The current situation in St. Himark is messy, and the unreliability of our different data streams made it difficult to create 

Given more time, our team would have liked to look into creating neighborhood profiles in order to gauge reliability of different reports. This would allow city officials to quickly gauge which neighborhoods were probably experiences power outages, and which truly had the highest priority for resource allocation.
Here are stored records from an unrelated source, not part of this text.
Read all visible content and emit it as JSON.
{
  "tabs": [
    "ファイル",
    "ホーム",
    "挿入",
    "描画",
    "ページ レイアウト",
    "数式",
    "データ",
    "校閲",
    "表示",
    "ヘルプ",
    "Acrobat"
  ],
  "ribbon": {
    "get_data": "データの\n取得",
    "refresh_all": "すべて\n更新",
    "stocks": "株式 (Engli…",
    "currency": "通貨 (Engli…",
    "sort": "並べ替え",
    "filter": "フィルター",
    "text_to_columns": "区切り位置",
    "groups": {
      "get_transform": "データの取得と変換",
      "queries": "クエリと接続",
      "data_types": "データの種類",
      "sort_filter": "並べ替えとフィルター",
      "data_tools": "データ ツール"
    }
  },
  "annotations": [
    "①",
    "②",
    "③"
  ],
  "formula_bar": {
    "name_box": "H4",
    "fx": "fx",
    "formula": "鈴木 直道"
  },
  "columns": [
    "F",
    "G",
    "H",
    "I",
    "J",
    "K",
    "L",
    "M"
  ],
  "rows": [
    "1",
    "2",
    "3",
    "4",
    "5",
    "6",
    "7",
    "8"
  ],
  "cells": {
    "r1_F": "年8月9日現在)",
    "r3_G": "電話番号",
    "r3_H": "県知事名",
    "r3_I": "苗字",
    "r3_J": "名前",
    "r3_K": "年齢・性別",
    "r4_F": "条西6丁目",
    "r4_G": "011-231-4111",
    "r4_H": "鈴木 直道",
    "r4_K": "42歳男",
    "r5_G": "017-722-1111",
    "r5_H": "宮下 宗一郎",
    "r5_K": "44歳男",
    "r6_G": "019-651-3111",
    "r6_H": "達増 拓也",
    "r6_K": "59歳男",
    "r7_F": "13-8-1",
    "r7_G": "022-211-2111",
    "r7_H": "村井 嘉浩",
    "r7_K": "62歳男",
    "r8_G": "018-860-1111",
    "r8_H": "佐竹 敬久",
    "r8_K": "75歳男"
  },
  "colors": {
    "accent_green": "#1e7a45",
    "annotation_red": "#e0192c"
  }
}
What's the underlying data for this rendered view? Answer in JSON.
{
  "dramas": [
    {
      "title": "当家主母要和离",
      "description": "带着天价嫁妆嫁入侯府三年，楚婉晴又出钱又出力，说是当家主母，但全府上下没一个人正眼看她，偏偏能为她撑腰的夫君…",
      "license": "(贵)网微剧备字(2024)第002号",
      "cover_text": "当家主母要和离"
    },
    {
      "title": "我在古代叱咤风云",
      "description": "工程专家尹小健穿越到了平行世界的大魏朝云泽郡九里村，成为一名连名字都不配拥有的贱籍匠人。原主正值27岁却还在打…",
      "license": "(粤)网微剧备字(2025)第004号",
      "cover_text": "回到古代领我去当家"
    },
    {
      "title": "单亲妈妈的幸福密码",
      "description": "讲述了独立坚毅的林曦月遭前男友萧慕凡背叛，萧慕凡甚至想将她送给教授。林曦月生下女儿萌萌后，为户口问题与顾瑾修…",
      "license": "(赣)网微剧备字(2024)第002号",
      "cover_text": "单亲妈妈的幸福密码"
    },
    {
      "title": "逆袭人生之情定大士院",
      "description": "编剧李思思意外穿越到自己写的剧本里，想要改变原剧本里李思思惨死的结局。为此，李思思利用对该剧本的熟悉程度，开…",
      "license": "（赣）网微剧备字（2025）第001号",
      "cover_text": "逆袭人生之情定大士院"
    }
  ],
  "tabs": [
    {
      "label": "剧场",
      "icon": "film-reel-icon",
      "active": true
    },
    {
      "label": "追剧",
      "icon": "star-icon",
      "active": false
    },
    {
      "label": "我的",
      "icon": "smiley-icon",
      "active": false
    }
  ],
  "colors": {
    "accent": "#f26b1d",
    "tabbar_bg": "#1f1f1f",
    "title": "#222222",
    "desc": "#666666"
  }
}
Furthermore, we would have liked to do additional analysis on the ways that the Y\*int social media network could be synthesized with other data streams to create a dynamic analysis of city conditions. A more involved online awareness would also allow the city to communicate more openly with citizens, which could boost morale and calm hysteria in case of further emergencies.